# Help- Reading PDFs on a Kindle



## sparky76 (Sep 29, 2010)

I recently got my wife the Kindle Wifi. I have several books in PDF format, and I'd like for my wife to be able to read these books on her Kindle, but it isn't working out very well so I think I must be missing something. 

I can get the PDFs to the Kindle via the USB connection or by emailing them. That seems to work. The problem is that the text always is very small, and I haven't been able to figure out how to enlarge it so the book is read-able.

The zoom function will make the section you zoom on larger but doesn't do word wrap so it doesn't really help.
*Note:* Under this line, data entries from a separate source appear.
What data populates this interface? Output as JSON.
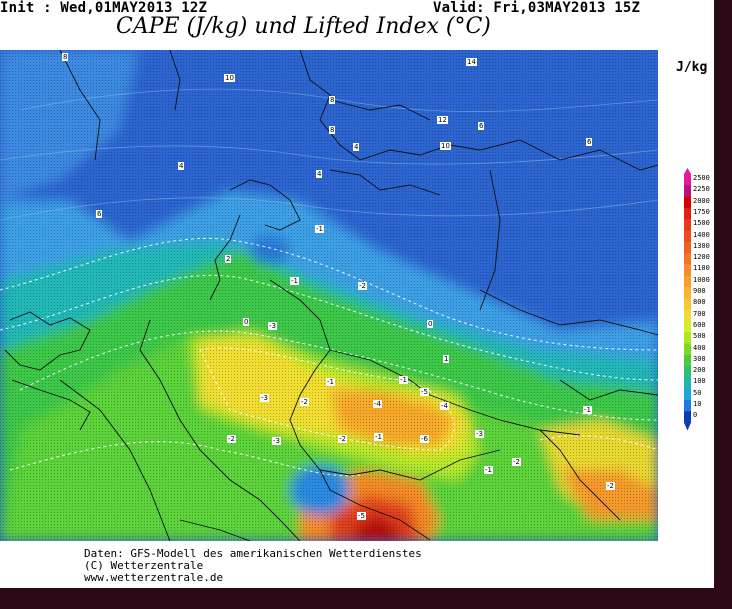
{
  "header": {
    "init": "Init : Wed,01MAY2013 12Z",
    "valid": "Valid: Fri,03MAY2013 15Z",
    "title": "CAPE (J/kg) und Lifted Index (°C)"
  },
  "legend": {
    "unit": "J/kg",
    "ticks": [
      "2500",
      "2250",
      "2000",
      "1750",
      "1500",
      "1400",
      "1300",
      "1200",
      "1100",
      "1000",
      "900",
      "800",
      "700",
      "600",
      "500",
      "400",
      "300",
      "200",
      "100",
      "50",
      "10",
      "0"
    ],
    "colors": [
      "#e8179b",
      "#b4157a",
      "#d40000",
      "#e02010",
      "#e83818",
      "#ec4c1c",
      "#f06020",
      "#f47424",
      "#f88a28",
      "#fa9e2c",
      "#fcb430",
      "#f6c834",
      "#f0dc30",
      "#d8ea28",
      "#b0e820",
      "#7ed82a",
      "#4ccc38",
      "#2cc070",
      "#1ab8b0",
      "#22a4e0",
      "#1c7ae0",
      "#0a3cb4"
    ]
  },
  "map": {
    "labels": [
      "8",
      "10",
      "14",
      "8",
      "8",
      "4",
      "12",
      "10",
      "6",
      "6",
      "4",
      "6",
      "4",
      "2",
      "-1",
      "-2",
      "-1",
      "0",
      "0",
      "-3",
      "1",
      "-1",
      "-2",
      "-1",
      "-3",
      "-4",
      "-5",
      "-4",
      "-3",
      "-6",
      "-2",
      "-2",
      "-3",
      "-1",
      "-1",
      "-2",
      "-1",
      "-2",
      "-5"
    ]
  },
  "footer": {
    "line1": "Daten: GFS-Modell des amerikanischen Wetterdienstes",
    "line2": "(C) Wetterzentrale",
    "line3": "www.wetterzentrale.de"
  }
}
I haven't been able to figure out anything else to do to make this work.

Any help would be appreciated! Thanks


----------



## shalym (Sep 1, 2010)

sparky76 said:


> I recently got my wife the Kindle Wifi. I have several books in PDF format, and I'd like for my wife to be able to read these books on her Kindle, but it isn't working out very well so I think I must be missing something.
> 
> I can get the PDFs to the Kindle via the USB connection or by emailing them. That seems to work. The problem is that the text always is very small, and I haven't been able to figure out how to enlarge it so the book is read-able.
> 
> ...


When you email them, are you putting "convert" in the subject line? If you don't do that, they will just show as native pdf.

Shari


----------



## Ann in Arlington (Oct 27, 2008)

Shari is right: though the Kindle can read PDF natively, on the K3 it's not ideal because of screen size.  If it's a mostly text file, it should convert fairly well -- you want .mobi, .prc, or.azw(Kindle native) for the final format.  This will allow you to change font size etc.

You can send it to Amazon with "convert" in the subject, or you can do it yourself with one of several conversion programs that are readily available.  MobiPocket works decently, but is only available for PC.  Calibre is very well liked by a lot of members here. . .it does a lot more than just convert.  There's also a web based solution called "2EPUB".  All these are free.


----------



## sparky76 (Sep 29, 2010)

Thank you for the responses. I wasn't putting "convert" in the subject line. 

Does Amazon charge to convert them?  I remember seeing something about that and getting a little confused because I thought the kindle was supposed to read PDFs without needing to convert them.


----------



## Ann in Arlington (Oct 27, 2008)

If you send to the @kindle.com address they will charge, and the file will go straight to your Kindle.  15¢ per MB.

If you send to the @free.kindle.com address they will not charge and you'll get an e-mail back to the address of record at Amazon with a link to the book file.  You'll have to load it on the kindle via the USB cord.

BUT if you have K3, the @free.kindle.com address will allow it to be sent directly to the Kindle, but it won't download unless you connect via WiFi.  If you connect via 3G, you'll just get a message that there's a file waiting for the next time you can connect via WiFi.


----------